If none of that helps me decide, I just capitalize the darn thing and move on.

I should qualify all that by pointing out we're just talking about how present the keyword as a final product. When we read a doc we store the cap profile of everything we get then downcase and stem everything for crunching and comparison. The challenge I'm discussing here is the best algorithm to "reconstitute" the stems when you have multiple cap profiles for the same word.

So that's where I currently am on answering the question "If a word is capitalized, how much more likely is it a keyword than if it was not?"

Thursday, October 9, 2008

Tricks for language agnosticism

When evaluating different approaches for a non-trivial problem like NLP I've found the libraries created by others to be invaluable for benchmarking different techniques. Unfortunately these libraries, kits, and code snippets are written in every language under the sun and are in various stages of broken, so some native language programming is generally required.

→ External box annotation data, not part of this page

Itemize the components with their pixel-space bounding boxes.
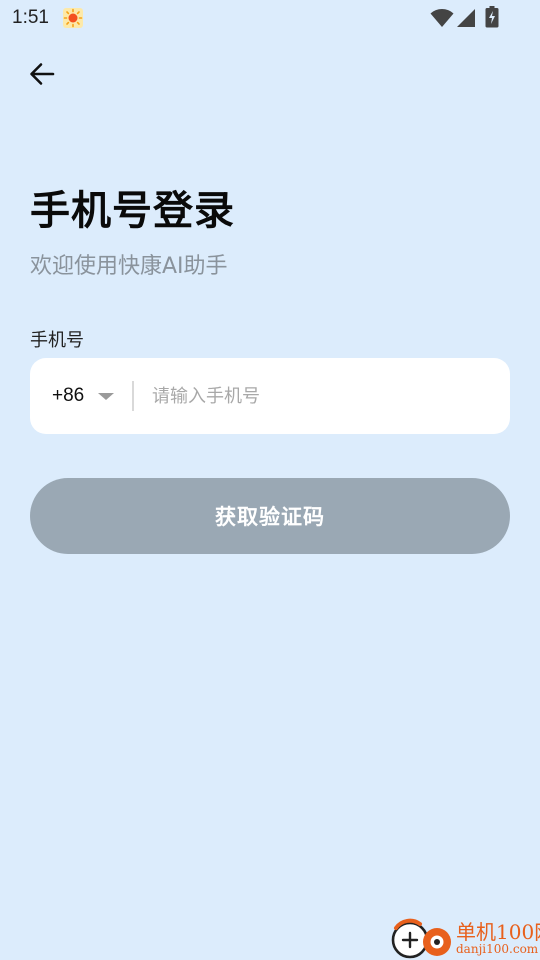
country-code-select[interactable]: +86 [52, 358, 115, 434]
get-verification-code-button[interactable]: 获取验证码 [30, 478, 510, 554]
page-subtitle: 欢迎使用快康AI助手 [30, 254, 228, 279]
watermark-logo-icon [391, 918, 451, 959]
weather-sun-icon [63, 8, 83, 28]
phone-input-card: +86 [30, 358, 510, 434]
battery-charging-icon [485, 6, 499, 28]
watermark-url: danji100.com [456, 942, 539, 956]
input-divider [132, 381, 134, 411]
caret-down-icon [98, 392, 115, 400]
watermark: 单机100网 danji100.com [390, 914, 540, 960]
watermark-name: 单机100网 [456, 920, 540, 944]
country-code-value: +86 [52, 385, 85, 406]
status-bar: 1:51 [0, 0, 540, 36]
login-screen: 1:51 手机号登录 欢迎使用快康AI助手 手机号 +86 请输入手机号 获取验… [0, 0, 540, 960]
cell-signal-icon [457, 9, 475, 27]
wifi-icon [430, 9, 454, 27]
page-title: 手机号登录 [30, 188, 235, 234]
phone-field-label: 手机号 [30, 330, 84, 351]
arrow-left-icon [30, 63, 55, 85]
back-button[interactable] [24, 56, 60, 92]
phone-number-input[interactable] [152, 376, 492, 416]
status-time: 1:51 [12, 7, 49, 28]
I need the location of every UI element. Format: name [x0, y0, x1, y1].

For me the ability to try out different algorithms in any language is critical for being able to be the sole technical resource working on challenging problems. Here are some general tricks I've learned:

1. Develop an "interlingua"
In the spirit of proto-Esperanto and the machine translation concept, the idea of an interlingua in programming for me is a set of algorithm syntax broad enough to cover most programming tasks but general enough to be applied in most languages. Though language-unique techniques are often critical for tuning a production-ready app, straightforward code expressions are ideal for iterative programming cycles and ramping up newer programmers. I usually use simple loops and conditions and break apart multi-stage tasks onto their own lines. Basic classes and methods in a standard MVC structure work in most environments. One exception to this approach: ORM. When using a language which can handle my SQL for me, I'm happy to do whatever it takes to get that off my plate.

2. Use batch processes liberally
One of the hardest elements of creating a multi-lingual application is the "putty" layer - making code in one language talk to the other. Interoperability is eventually necessary for threaded or synchronous tasks, but if you're just testing an approach you can often skip this layer. Try to find a way for both codebases to talk to the same data layer, and then run one as a batch process. MySQL extensions are fairly ubiquitous these days.

3. Get good at scripting
This goes right along with number two... the better you are at scripting Perl, Python, or Ruby, the more you can massage the data going in and out of the unfamiliar languages' code and the less native programming you'll need to do for testing purposes.

4. Invest in the native runtime
When experimenting with a new language it is important to be able to do trial and error and iterate quickly. It is worth the investment to write good make/ant/rake files and check the source into subversion for testing. This will sound silly, but also make sure you write down the directory structures and execution commands for each environment you'll need to remember.

5. Have a Escape Plan
Obviously you don't want to end up with a seven-headed hydra of a production application, so you should have a sense of how you're going to detangle your technology stack. Generally this means rewriting the modules using the approach you end up with in one of your home languages. Personally I prefer a two language stack - one interpreted language which is fast to develop in and one compiled language which performs well.

There's no one language which offers the libraries that all languages do and for more intensive research-related tasks a multi-language approach can save a huge amount of time. If you follow the KISS principal and the "build one to throw away" approach, you'll be able to get hands-on experience with many more techniques in areas like computational linguistics, image mining, or AI than you could with a single stack.